Брать его и вести к Колоколову в волостную милицию Костя раздумал: кто знает, откуда он, этот парень. Да и не самогонщиков выявлять приехал он в Никульское.
— Погодя уж что.
— Погодя, — крикнул вслед ему парень. — Погодя шиш найдешь у меня в кармане. И сам хорошо выпью... А может, корешка цикорного купишь, эй!.. Рижный корешок-то.
Костя не отозвался. Нет, и цикорный корешок, высушенный в риге, был ему не нужен. Он шел между возами, оглушенный скрипом колес, голосами торговцев, бряканьем палок по горшкам и крынкам, ржаньем лошадей, руганью подвыпивших мужиков. Чутко прислушивался к словам:
— Чай, через неделю и запашка... не наездишь тогда...
— Ни карасину, ни муки...
— Не-е... «самоварки» мне не надо. Как сырость, так синяя вся...
— Вот-вот сын из Красной Армии... Нынче сруб поставим, а на будущий год обошьем.
Смачно чавкала грязь под ногами десятков людей, заполнивших площадь, солнечные блики полыхали жарко на горшках, на крынках, в лужах, на расписных дугах лошадей, на лезвиях кос. С реки дул ветер, пахнущий подвальной сыростью, раскачивал табачные дымки над головами крестьян, трепал шарфы и платки, гнул голые сучья берез, вставших по сторонам площади, как безмолвные белоногие часовые. Возле одной такой березы собралась толпа: рыжий мужичонка торговал лошадь у двух парней, одетых в короткие тяжелые полушубки, высокие папахи. Мужичонка покрикивал, расхаживая неторопливо вокруг буланой масти лошади:
— Миллион я, энта, вам ссужу, а вот как она после первой борозды обезножит, что я тогда буду делать?

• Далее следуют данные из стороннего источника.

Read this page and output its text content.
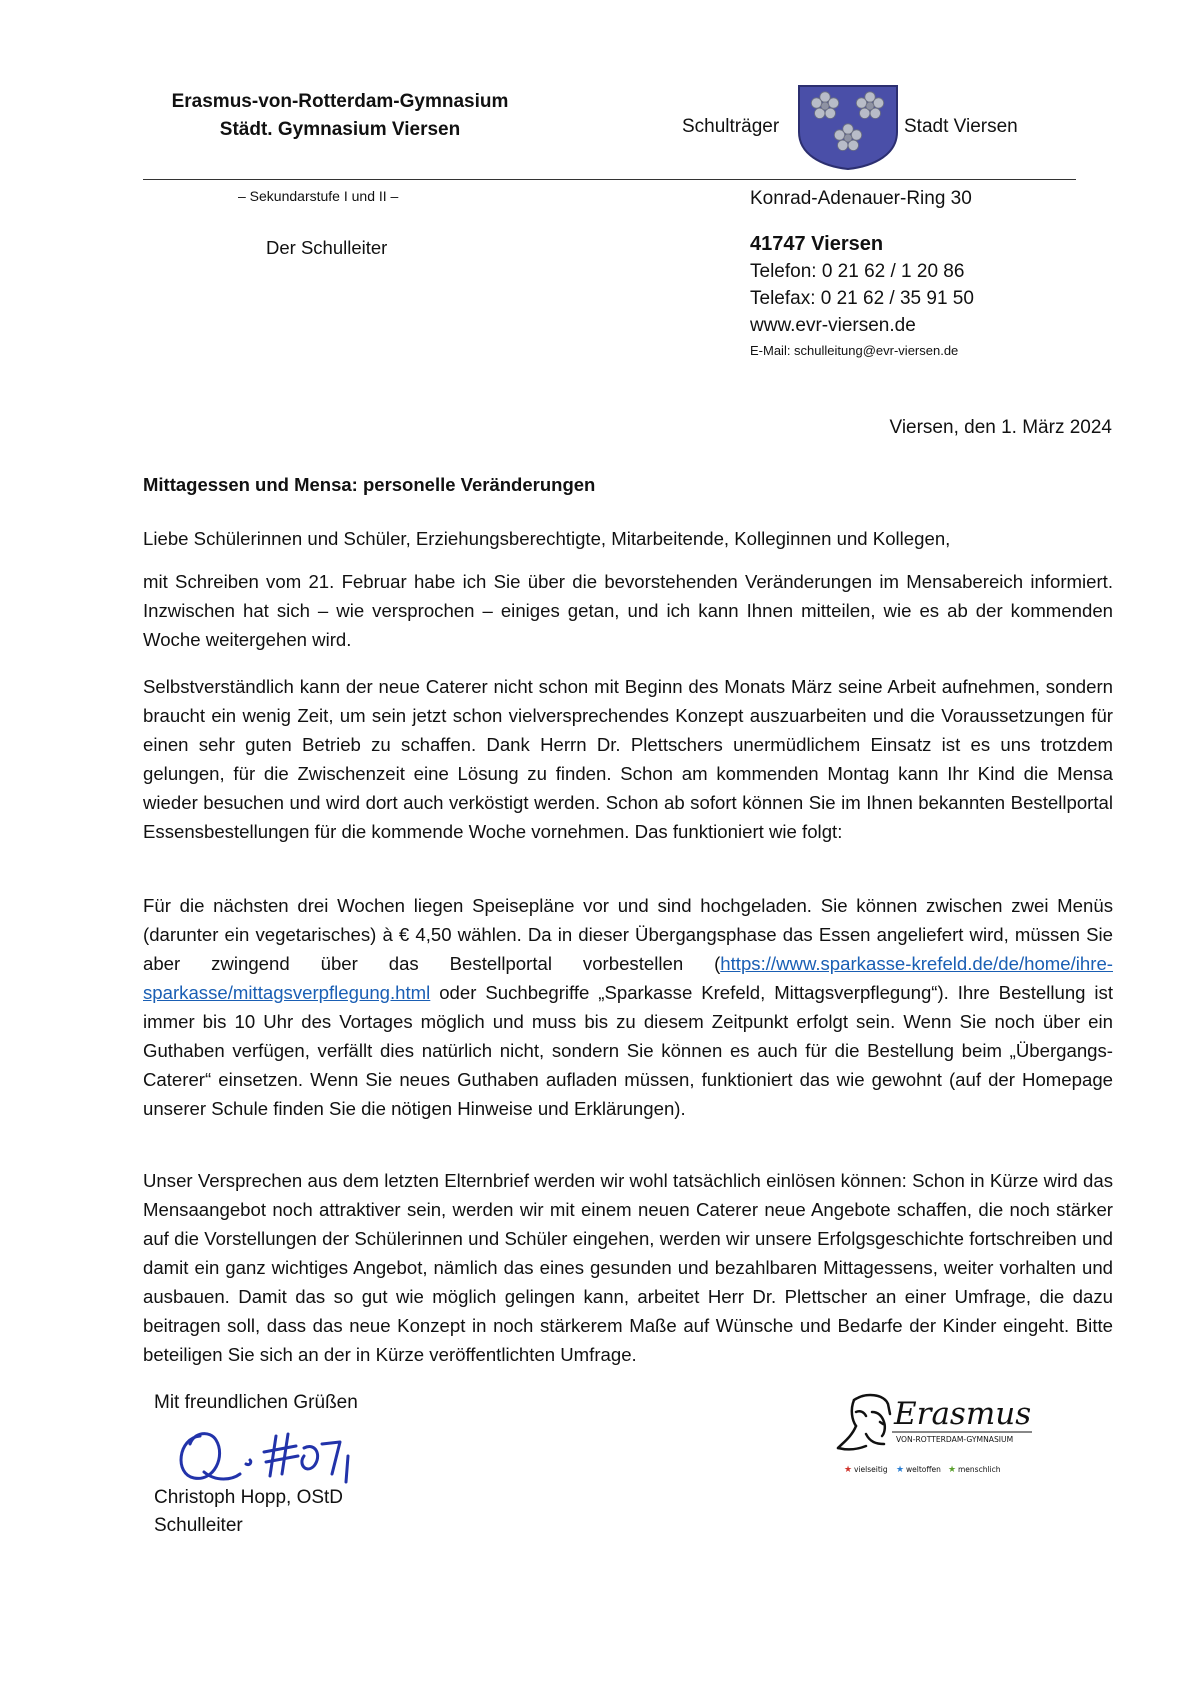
Erasmus-von-Rotterdam-Gymnasium
Städt. Gymnasium Viersen	Schulträger	Stadt Viersen
– Sekundarstufe I und II –
Der Schulleiter
Konrad-Adenauer-Ring 30
41747 Viersen
Telefon: 0 21 62 / 1 20 86
Telefax: 0 21 62 / 35 91 50
www.evr-viersen.de
E-Mail: schulleitung@evr-viersen.de
Viersen, den 1. März 2024
Mittagessen und Mensa: personelle Veränderungen

Liebe Schülerinnen und Schüler, Erziehungsberechtigte, Mitarbeitende, Kolleginnen und Kollegen,

mit Schreiben vom 21. Februar habe ich Sie über die bevorstehenden Veränderungen im Mensabereich informiert. Inzwischen hat sich – wie versprochen – einiges getan, und ich kann Ihnen mitteilen, wie es ab der kommenden Woche weitergehen wird.

Selbstverständlich kann der neue Caterer nicht schon mit Beginn des Monats März seine Arbeit aufnehmen, sondern braucht ein wenig Zeit, um sein jetzt schon vielversprechendes Konzept auszuarbeiten und die Voraussetzungen für einen sehr guten Betrieb zu schaffen. Dank Herrn Dr. Plettschers unermüdlichem Einsatz ist es uns trotzdem gelungen, für die Zwischenzeit eine Lösung zu finden. Schon am kommenden Montag kann Ihr Kind die Mensa wieder besuchen und wird dort auch verköstigt werden. Schon ab sofort können Sie im Ihnen bekannten Bestellportal Essensbestellungen für die kommende Woche vornehmen. Das funktioniert wie folgt:

Für die nächsten drei Wochen liegen Speisepläne vor und sind hochgeladen. Sie können zwischen zwei Menüs (darunter ein vegetarisches) à € 4,50 wählen. Da in dieser Übergangsphase das Essen angeliefert wird, müssen Sie aber zwingend über das Bestellportal vorbestellen (https://www.sparkasse-krefeld.de/de/home/ihre-sparkasse/mittagsverpflegung.html oder Suchbegriffe „Sparkasse Krefeld, Mittagsverpflegung“). Ihre Bestellung ist immer bis 10 Uhr des Vortages möglich und muss bis zu diesem Zeitpunkt erfolgt sein. Wenn Sie noch über ein Guthaben verfügen, verfällt dies natürlich nicht, sondern Sie können es auch für die Bestellung beim „Übergangs-Caterer“ einsetzen. Wenn Sie neues Guthaben aufladen müssen, funktioniert das wie gewohnt (auf der Homepage unserer Schule finden Sie die nötigen Hinweise und Erklärungen).

Unser Versprechen aus dem letzten Elternbrief werden wir wohl tatsächlich einlösen können: Schon in Kürze wird das Mensaangebot noch attraktiver sein, werden wir mit einem neuen Caterer neue Angebote schaffen, die noch stärker auf die Vorstellungen der Schülerinnen und Schüler eingehen, werden wir unsere Erfolgsgeschichte fortschreiben und damit ein ganz wichtiges Angebot, nämlich das eines gesunden und bezahlbaren Mittagessens, weiter vorhalten und ausbauen. Damit das so gut wie möglich gelingen kann, arbeitet Herr Dr. Plettscher an einer Umfrage, die dazu beitragen soll, dass das neue Konzept in noch stärkerem Maße auf Wünsche und Bedarfe der Kinder eingeht. Bitte beteiligen Sie sich an der in Kürze veröffentlichten Umfrage.

Mit freundlichen Grüßen
Christoph Hopp, OStD
Schulleiter
Erasmus
VON-ROTTERDAM-GYMNASIUM
★ vielseitig ★ weltoffen ★ menschlich
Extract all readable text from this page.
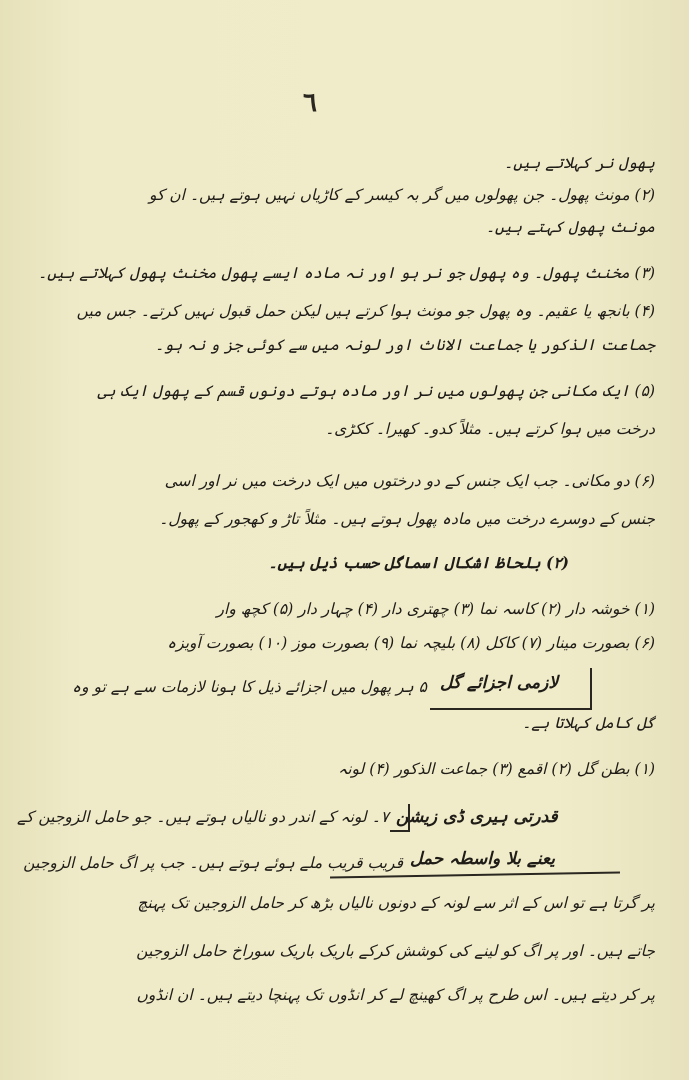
٦
پھول نر کہلاتے ہیں۔
(۲) مونث پھول۔ جن پھولوں میں گر بہ کیسر کے کاڑیاں نہیں ہوتے ہیں۔ ان کو
مونث پھول کہتے ہیں۔
(۳) مخنث پھول۔ وہ پھول جو نر ہو اور نہ مادہ ایسے پھول مخنث پھول کہلاتے ہیں۔
(۴) بانجھ یا عقیم۔ وہ پھول جو مونث ہوا کرتے ہیں لیکن حمل قبول نہیں کرتے۔ جس میں
جماعت الذکور یا جماعت الاناث اور لونہ میں سے کوئی جز و نہ ہو۔
(۵) ایک مکانی جن پھولوں میں نر اور مادہ ہوتے دونوں قسم کے پھول ایک ہی
درخت میں ہوا کرتے ہیں۔ مثلاً کدو۔ کھیرا۔ ککڑی۔
(۶) دو مکانی۔ جب ایک جنس کے دو درختوں میں ایک درخت میں نر اور اسی
جنس کے دوسرے درخت میں مادہ پھول ہوتے ہیں۔ مثلاً تاڑ و کھجور کے پھول۔
(۲) بلحاظ اشکال اسماگل حسب ذیل ہیں۔
(۱) خوشہ دار (۲) کاسہ نما (۳) چھتری دار (۴) چہار دار (۵) کچھ وار
(۶) بصورت مینار (۷) کاکل (۸) بلیچہ نما (۹) بصورت موز (۱۰) بصورت آویزہ
لازمی اجزائے گل
۵ ہر پھول میں اجزائے ذیل کا ہونا لازمات سے ہے تو وہ
گل کامل کہلاتا ہے۔
(۱) بطن گل (۲) اقمع (۳) جماعت الذکور (۴) لونہ
قدرتی ہیری ڈی زیشن
۷۔ لونہ کے اندر دو نالیاں ہوتے ہیں۔ جو حامل الزوجین کے
یعنے بلا واسطہ حمل
قریب قریب ملے ہوئے ہوتے ہیں۔ جب پر اگ حامل الزوجین
پر گرتا ہے تو اس کے اثر سے لونہ کے دونوں نالیاں بڑھ کر حامل الزوجین تک پہنچ
جاتے ہیں۔ اور پر اگ کو لینے کی کوشش کرکے باریک باریک سوراخ حامل الزوجین
پر کر دیتے ہیں۔ اس طرح پر اگ کھینچ لے کر انڈوں تک پہنچا دیتے ہیں۔ ان انڈوں
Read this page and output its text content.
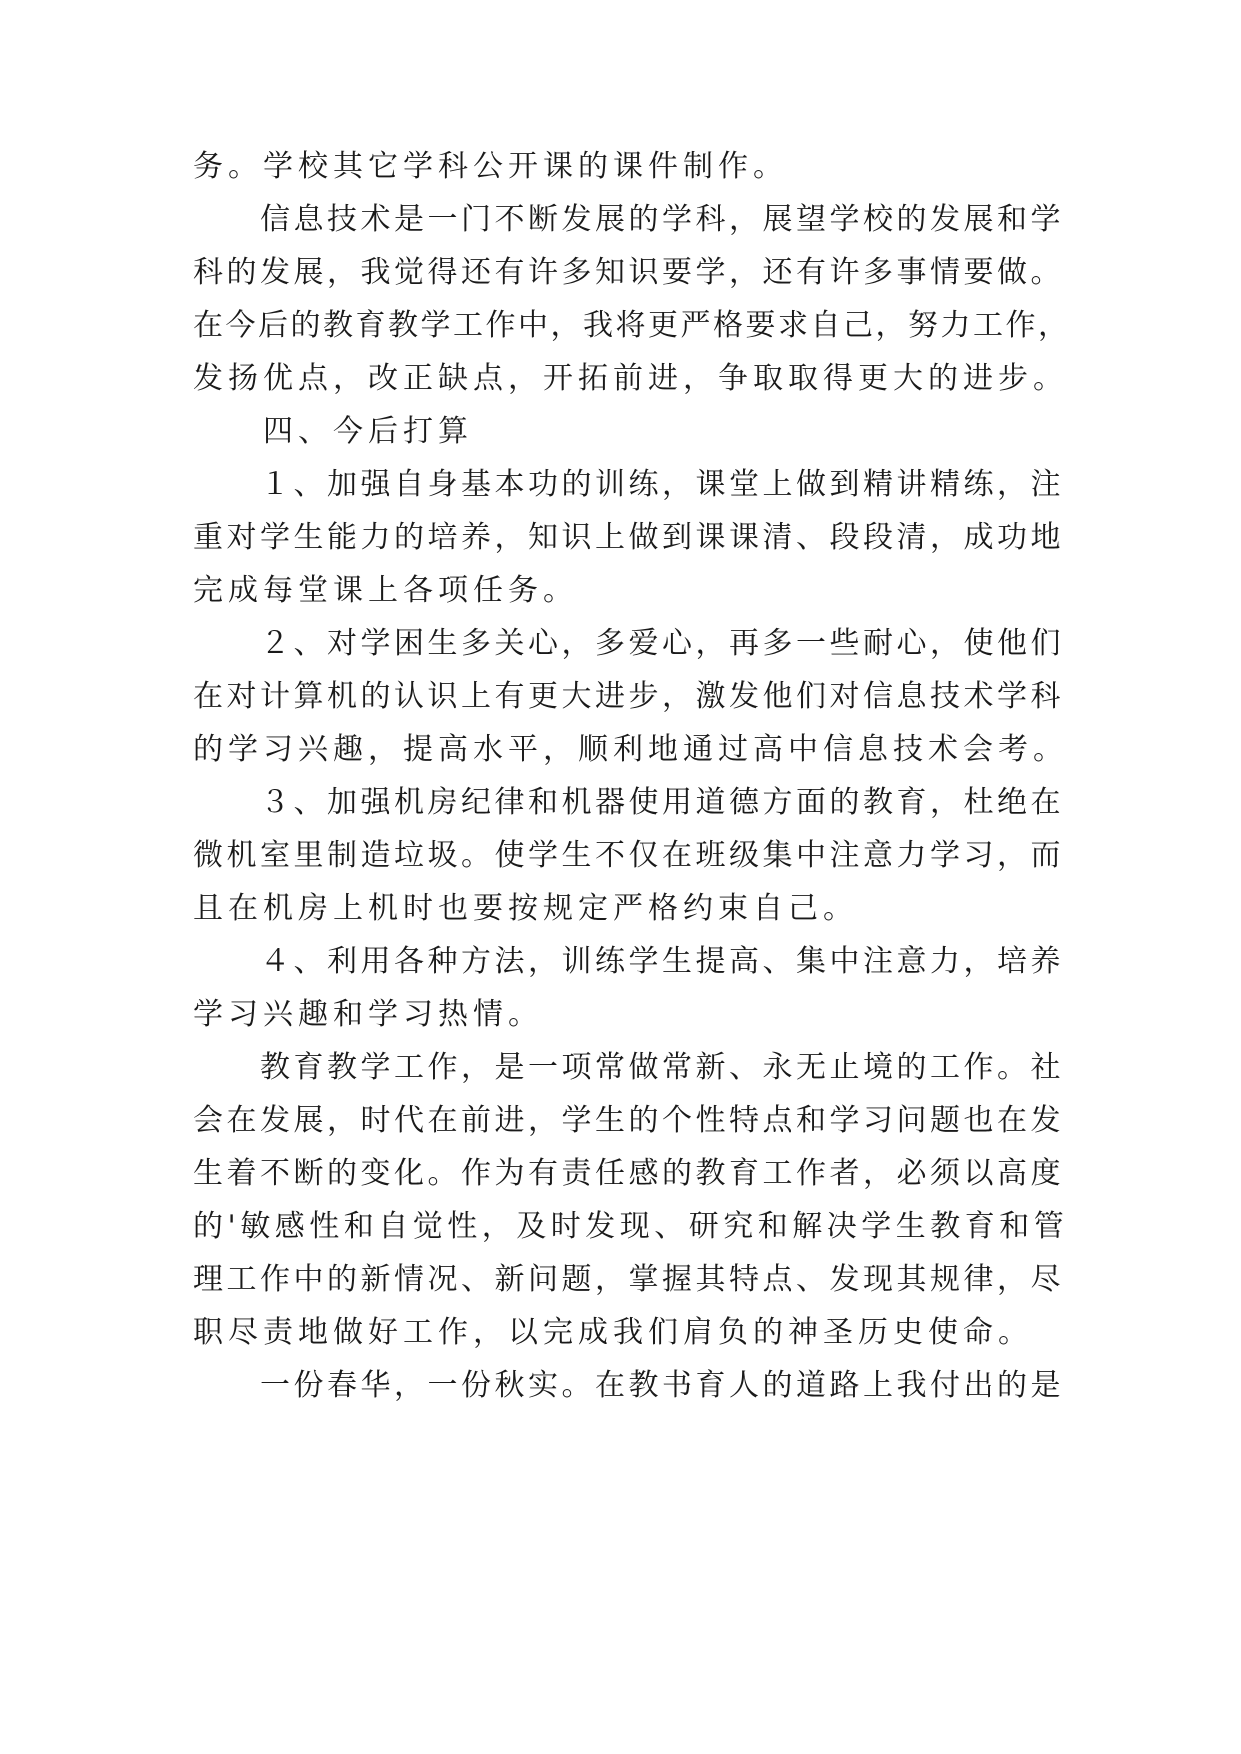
务。学校其它学科公开课的课件制作。
　　信息技术是一门不断发展的学科，展望学校的发展和学
科的发展，我觉得还有许多知识要学，还有许多事情要做。
在今后的教育教学工作中，我将更严格要求自己，努力工作，
发扬优点，改正缺点，开拓前进，争取取得更大的进步。
　　四、今后打算
　　１、加强自身基本功的训练，课堂上做到精讲精练，注
重对学生能力的培养，知识上做到课课清、段段清，成功地
完成每堂课上各项任务。
　　２、对学困生多关心，多爱心，再多一些耐心，使他们
在对计算机的认识上有更大进步，激发他们对信息技术学科
的学习兴趣，提高水平，顺利地通过高中信息技术会考。
　　３、加强机房纪律和机器使用道德方面的教育，杜绝在
微机室里制造垃圾。使学生不仅在班级集中注意力学习，而
且在机房上机时也要按规定严格约束自己。
　　４、利用各种方法，训练学生提高、集中注意力，培养
学习兴趣和学习热情。
　　教育教学工作，是一项常做常新、永无止境的工作。社
会在发展，时代在前进，学生的个性特点和学习问题也在发
生着不断的变化。作为有责任感的教育工作者，必须以高度
的'敏感性和自觉性，及时发现、研究和解决学生教育和管
理工作中的新情况、新问题，掌握其特点、发现其规律，尽
职尽责地做好工作，以完成我们肩负的神圣历史使命。
　　一份春华，一份秋实。在教书育人的道路上我付出的是
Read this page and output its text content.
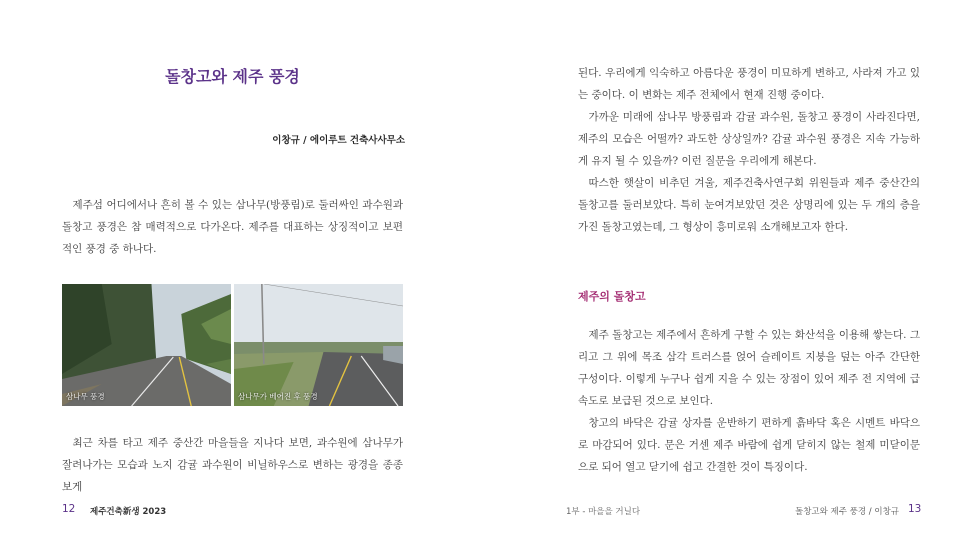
돌창고와 제주 풍경
이창규 / 에이루트 건축사사무소

제주섬 어디에서나 흔히 볼 수 있는 삼나무(방풍림)로 둘러싸인 과수원과 돌창고 풍경은 참 매력적으로 다가온다. 제주를 대표하는 상징적이고 보편적인 풍경 중 하나다.

삼나무 풍경	삼나무가 베어진 후 풍경

최근 차를 타고 제주 중산간 마을들을 지나다 보면, 과수원에 삼나무가 잘려나가는 모습과 노지 감귤 과수원이 비닐하우스로 변하는 광경을 종종 보게

12 제주건축新생 2023

된다. 우리에게 익숙하고 아름다운 풍경이 미묘하게 변하고, 사라져 가고 있는 중이다. 이 변화는 제주 전체에서 현재 진행 중이다.

가까운 미래에 삼나무 방풍림과 감귤 과수원, 돌창고 풍경이 사라진다면, 제주의 모습은 어떨까? 과도한 상상일까? 감귤 과수원 풍경은 지속 가능하게 유지 될 수 있을까? 이런 질문을 우리에게 해본다.

따스한 햇살이 비추던 겨울, 제주건축사연구회 위원들과 제주 중산간의 돌창고를 둘러보았다. 특히 눈여겨보았던 것은 상명리에 있는 두 개의 층을 가진 돌창고였는데, 그 형상이 흥미로워 소개해보고자 한다.

제주의 돌창고

제주 돌창고는 제주에서 흔하게 구할 수 있는 화산석을 이용해 쌓는다. 그리고 그 위에 목조 삼각 트러스를 얹어 슬레이트 지붕을 덮는 아주 간단한 구성이다. 이렇게 누구나 쉽게 지을 수 있는 장점이 있어 제주 전 지역에 급속도로 보급된 것으로 보인다.

창고의 바닥은 감귤 상자를 운반하기 편하게 흙바닥 혹은 시멘트 바닥으로 마감되어 있다. 문은 거센 제주 바람에 쉽게 닫히지 않는 철제 미닫이문으로 되어 열고 닫기에 쉽고 간결한 것이 특징이다.

1부 - 마을을 거닐다	돌창고와 제주 풍경 / 이창규 13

Парни взахлеб, перебивая друг друга, расхваливали свой четырехногий товар. Да они в случае чего готовы вернуть этот несчастный миллион, коль такое дело, сами хоть сейчас поведут лошадь в борозду. Да они вроде как слезами обливаются, продавая дядькину лошадь, потому что великая нужда заест больного дядьку без лошади. Ну, уж коль не верит покупатель, пусть идет своей дорогой. Один из парней взял лошадь за узду, повел ее в сторону, вроде бы как отхотел продавать. В толпе образовался просвет, и в этом просвете Костя увидел катившую краем дороги подводу, а в ней Филиппа Овинова. Спиной к Филиппу сидел старик в армяке, замотавший шею шарфом. Голова была обнажена, и ветер трепал седые волосы. Что-то знакомое показалось Косте, и он быстро пошел через толпу наперерез подводе. Филипп заметил его и остановил лошадь. Правая рука утонула в бурой соломе.